The Financial Services Authority is proposing a clampdown on the charges that lenders levy on customers who are in arrears, as well as stressing that they must only consider repossessing a home as a last resort.

The latest round of proposals comes after work carried out by the FSA last summer uncovered problems with the way specialist lenders and third party administrators were handling people who fell behind with repayments.

Lenders have also come in for heavy criticism over the fees they levy on homeowners who are in arrears, with some groups charging £150 to people for a visit by a debt counsellor, or £300 for instructing a solicitor.

Borrowers can also be charged £60 a month in fees even once they have come to an arrangement with their lender about repaying the arrears.

Under today's proposals, firms will no longer be allowed to apply monthly arrears charges to consumers when they have agreed a repayment plan.

They will also not be allowed to add early repayment charges on to arrears charges or charge interest on the fees.

Any payments that consumers make must also be allocated to clearing their arrears first, before they are used to meet charges.

The FSA is also calling on firms to record all telephone calls about mortgage arrears and to keep these for three years.

The latest figures from the Council of Mortgage Lenders show that at the end of September around 194,600 people were in arrears of at least 2.5% of their outstanding mortgage.

Lesley Titcomb, FSA director responsible for the mortgage sector, said: "Today's proposals underline the standards that firms must meet and will help to ensure that homeowners in financial difficulties are treated fairly.

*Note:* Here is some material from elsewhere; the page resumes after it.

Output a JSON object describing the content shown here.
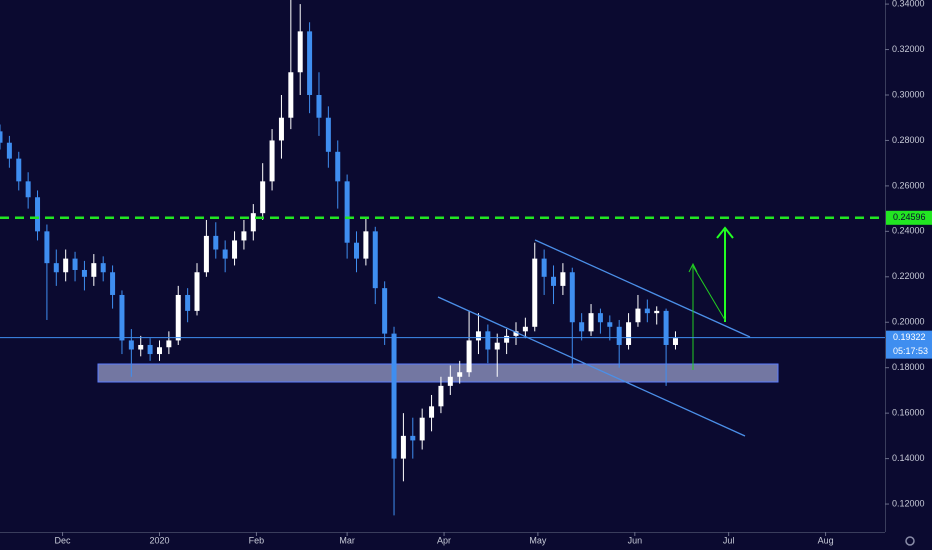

"Lenders need to be in no doubt of their obligations to customers who fall behind with payments and must realise that such circumstances are not an opportunity to create further profits."

The FSA is also calling for all mortgage advisers and those who help to arrange mortgages, even if they do not give advice, to be accountable to the regulator and prove that they are "fit and proper".

The requirement aims to cut down on mortgage fraud after dozens of brokers have been banned by the FSA during the past couple of years, often for submitting fraudulent mortgage applications.

The Council of Mortgage Lenders (CML) said it broadly agreed with the FSA's proposals on handling customers who were in arrears, but it expressed concern that the costs for lenders of extending the approved persons regime would far exceed the potential benefits.

CML director general Michael Coogan said: "The extension of the approved persons regime to both lenders and intermediaries appears heavy-handed, at least as far as lenders are concerned, and may be a sledgehammer to crack a nut."

Today's proposals, which will be open for consultation until April 25, are part of the FSA's ongoing work to improve the mortgage market.

In October last year it outlined plans for a "more intrusive" regulation of the sector, including a ban on self-certification mortgages and loans which combine high-risk lending characteristics, while borrowers will also face tougher affordability tests.

The regulator also wants to bring buy-to-let lending and second-charge mortgages, which enable people to take out loans secured on their property, under its scope.

Peter Vicary-Smith, chief executive of Which?, said: "It's shameful that some lenders have been hitting their struggling customers with excessive arrears charges so we're pleased that the FSA is at last taking action.

"However, the FSA must do more to protect consumers who face the threat of losing their home by naming the firms it is currently taking enforcement action against.

"This will ensure that judges have all the facts available when hearing repossession cases."